En 1866, la couverture laisse passer la pluie : les tuiles furent remplacées par des ardoises. L’année suivante, on installe un paratonnerre. En 1870, d’importantes réparations intérieures furent menées. En 1937, on effectue la dépose les dalles en grès. En 1952 et 1953, une rénovation intérieure effacera les dommages de guerre. Les vitraux des Béatitudes, exécutés par les Etablissements Ott Frères, furent financés par la générosité des paroissiens. Un artiste peintre local, René Kuder de Villé, est choisi pour réaliser l’ascension du Christ au plafond, ainsi qu’un nouveau chemin de croix.
En 1966, les Etablissements Hoffmann de Sainte-Marie-aux-Mines procèdent à la restauration du clocher. Un an plus tard eut lieu le remplacement de la charpente du chœur et la réfection de la couverture, en cuivre cette fois.

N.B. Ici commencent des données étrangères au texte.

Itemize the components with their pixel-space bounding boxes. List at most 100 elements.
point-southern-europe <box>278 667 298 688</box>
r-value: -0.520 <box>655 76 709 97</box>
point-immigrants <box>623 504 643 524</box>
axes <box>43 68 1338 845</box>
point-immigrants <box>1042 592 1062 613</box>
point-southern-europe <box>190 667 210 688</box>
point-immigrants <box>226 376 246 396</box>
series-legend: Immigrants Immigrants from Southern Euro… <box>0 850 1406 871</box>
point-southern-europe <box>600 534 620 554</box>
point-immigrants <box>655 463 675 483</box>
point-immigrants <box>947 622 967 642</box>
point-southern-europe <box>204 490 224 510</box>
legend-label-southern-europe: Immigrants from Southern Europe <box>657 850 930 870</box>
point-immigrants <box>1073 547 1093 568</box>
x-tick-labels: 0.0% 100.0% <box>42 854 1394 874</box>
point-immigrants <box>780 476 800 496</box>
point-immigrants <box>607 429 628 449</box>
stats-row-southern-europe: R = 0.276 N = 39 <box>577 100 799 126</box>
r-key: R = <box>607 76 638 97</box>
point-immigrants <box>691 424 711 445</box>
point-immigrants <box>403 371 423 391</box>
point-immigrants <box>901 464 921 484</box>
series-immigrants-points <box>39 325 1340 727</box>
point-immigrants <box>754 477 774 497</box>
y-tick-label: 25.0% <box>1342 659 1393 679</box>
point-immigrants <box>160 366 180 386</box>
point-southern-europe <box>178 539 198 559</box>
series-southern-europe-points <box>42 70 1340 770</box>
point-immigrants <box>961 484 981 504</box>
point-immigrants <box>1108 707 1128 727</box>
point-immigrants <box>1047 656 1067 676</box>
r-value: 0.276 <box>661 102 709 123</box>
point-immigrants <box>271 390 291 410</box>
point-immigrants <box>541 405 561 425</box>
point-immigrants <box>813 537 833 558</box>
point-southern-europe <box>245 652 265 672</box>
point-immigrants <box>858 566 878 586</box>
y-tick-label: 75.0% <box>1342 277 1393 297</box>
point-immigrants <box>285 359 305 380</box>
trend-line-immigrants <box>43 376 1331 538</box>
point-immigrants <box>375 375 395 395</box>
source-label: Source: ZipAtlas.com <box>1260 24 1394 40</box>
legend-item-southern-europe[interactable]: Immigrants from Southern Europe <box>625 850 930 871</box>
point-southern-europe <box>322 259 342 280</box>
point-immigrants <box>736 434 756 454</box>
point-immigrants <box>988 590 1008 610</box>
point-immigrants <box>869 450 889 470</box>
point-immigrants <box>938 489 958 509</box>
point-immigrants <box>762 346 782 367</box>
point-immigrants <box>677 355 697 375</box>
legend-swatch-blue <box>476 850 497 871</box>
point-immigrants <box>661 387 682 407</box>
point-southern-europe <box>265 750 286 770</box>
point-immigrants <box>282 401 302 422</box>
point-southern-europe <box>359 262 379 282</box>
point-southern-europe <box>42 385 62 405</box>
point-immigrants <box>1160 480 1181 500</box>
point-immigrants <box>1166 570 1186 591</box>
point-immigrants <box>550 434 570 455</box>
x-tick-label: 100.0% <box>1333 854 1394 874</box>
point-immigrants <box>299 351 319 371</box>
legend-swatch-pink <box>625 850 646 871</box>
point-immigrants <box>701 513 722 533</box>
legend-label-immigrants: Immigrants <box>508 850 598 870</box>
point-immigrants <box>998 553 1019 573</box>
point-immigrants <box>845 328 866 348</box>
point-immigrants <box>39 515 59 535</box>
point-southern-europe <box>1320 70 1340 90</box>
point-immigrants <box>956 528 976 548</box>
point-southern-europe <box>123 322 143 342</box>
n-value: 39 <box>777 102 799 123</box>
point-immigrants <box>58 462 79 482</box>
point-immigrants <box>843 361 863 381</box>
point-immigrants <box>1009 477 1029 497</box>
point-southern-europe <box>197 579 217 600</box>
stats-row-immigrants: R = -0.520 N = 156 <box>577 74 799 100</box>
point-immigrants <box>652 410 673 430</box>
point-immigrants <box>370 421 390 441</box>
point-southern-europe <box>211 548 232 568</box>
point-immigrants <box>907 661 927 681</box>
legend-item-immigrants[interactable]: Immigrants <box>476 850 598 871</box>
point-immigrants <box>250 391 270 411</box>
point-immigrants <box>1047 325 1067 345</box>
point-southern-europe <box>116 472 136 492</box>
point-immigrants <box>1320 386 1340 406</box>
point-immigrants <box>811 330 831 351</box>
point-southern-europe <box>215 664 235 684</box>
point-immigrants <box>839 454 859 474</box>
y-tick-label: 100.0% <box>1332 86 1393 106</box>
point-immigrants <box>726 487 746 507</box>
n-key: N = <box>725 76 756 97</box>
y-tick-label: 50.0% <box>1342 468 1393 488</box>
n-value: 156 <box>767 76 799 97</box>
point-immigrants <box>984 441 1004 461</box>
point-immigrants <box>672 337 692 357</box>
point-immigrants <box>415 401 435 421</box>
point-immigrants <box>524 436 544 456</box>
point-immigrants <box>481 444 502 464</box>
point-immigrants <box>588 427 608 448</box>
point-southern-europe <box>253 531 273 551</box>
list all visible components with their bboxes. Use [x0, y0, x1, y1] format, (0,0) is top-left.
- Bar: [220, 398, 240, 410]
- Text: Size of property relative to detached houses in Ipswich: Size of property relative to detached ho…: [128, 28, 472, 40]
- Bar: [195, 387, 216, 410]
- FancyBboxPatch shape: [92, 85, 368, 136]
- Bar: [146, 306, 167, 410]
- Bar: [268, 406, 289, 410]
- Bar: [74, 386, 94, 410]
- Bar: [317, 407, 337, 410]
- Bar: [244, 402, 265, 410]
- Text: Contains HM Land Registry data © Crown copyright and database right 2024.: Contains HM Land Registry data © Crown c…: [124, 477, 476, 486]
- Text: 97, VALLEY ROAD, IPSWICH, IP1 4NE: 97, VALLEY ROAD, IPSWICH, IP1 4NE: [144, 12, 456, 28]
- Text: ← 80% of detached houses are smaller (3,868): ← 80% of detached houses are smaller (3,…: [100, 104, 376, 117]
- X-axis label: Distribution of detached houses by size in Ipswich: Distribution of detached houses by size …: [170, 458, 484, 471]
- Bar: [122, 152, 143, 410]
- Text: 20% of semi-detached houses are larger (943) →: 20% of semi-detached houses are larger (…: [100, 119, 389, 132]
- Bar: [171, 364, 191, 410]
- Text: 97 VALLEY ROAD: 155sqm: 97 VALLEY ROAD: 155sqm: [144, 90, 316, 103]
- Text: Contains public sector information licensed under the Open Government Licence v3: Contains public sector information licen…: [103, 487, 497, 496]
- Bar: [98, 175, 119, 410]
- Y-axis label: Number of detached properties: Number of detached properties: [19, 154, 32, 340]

Une sonorisation intérieure est installée.
En 1981, un legs a permis la réfection des peintures intérieures et l’acquisition d’un nouvel autel, placé face au peuple. En 1987, le chauffage y fut installé par l’entreprise Mattern. En 1991, la charpente du clocher fut consolidée et un nouveau coq est porté triomphalement à travers les rues du village, comme le veut la coutume, avant d’aller se percher à 36 mètres du sol. En 1994, la générosité des epfigeois leur permet de s’offrir l’illumination de leur église.
Le 20 septembre 1998, au cours de la messe de rentrée, une plaque de plâtre d’une douzaine de mètres carrés s’est détachée du plafond et s’est écrasée sur le sol du bas-côté droit. Plus de peur que de mal, mais d’autres réparations sont en perspectives, sans compter que le crépi extérieur est en mauvais état.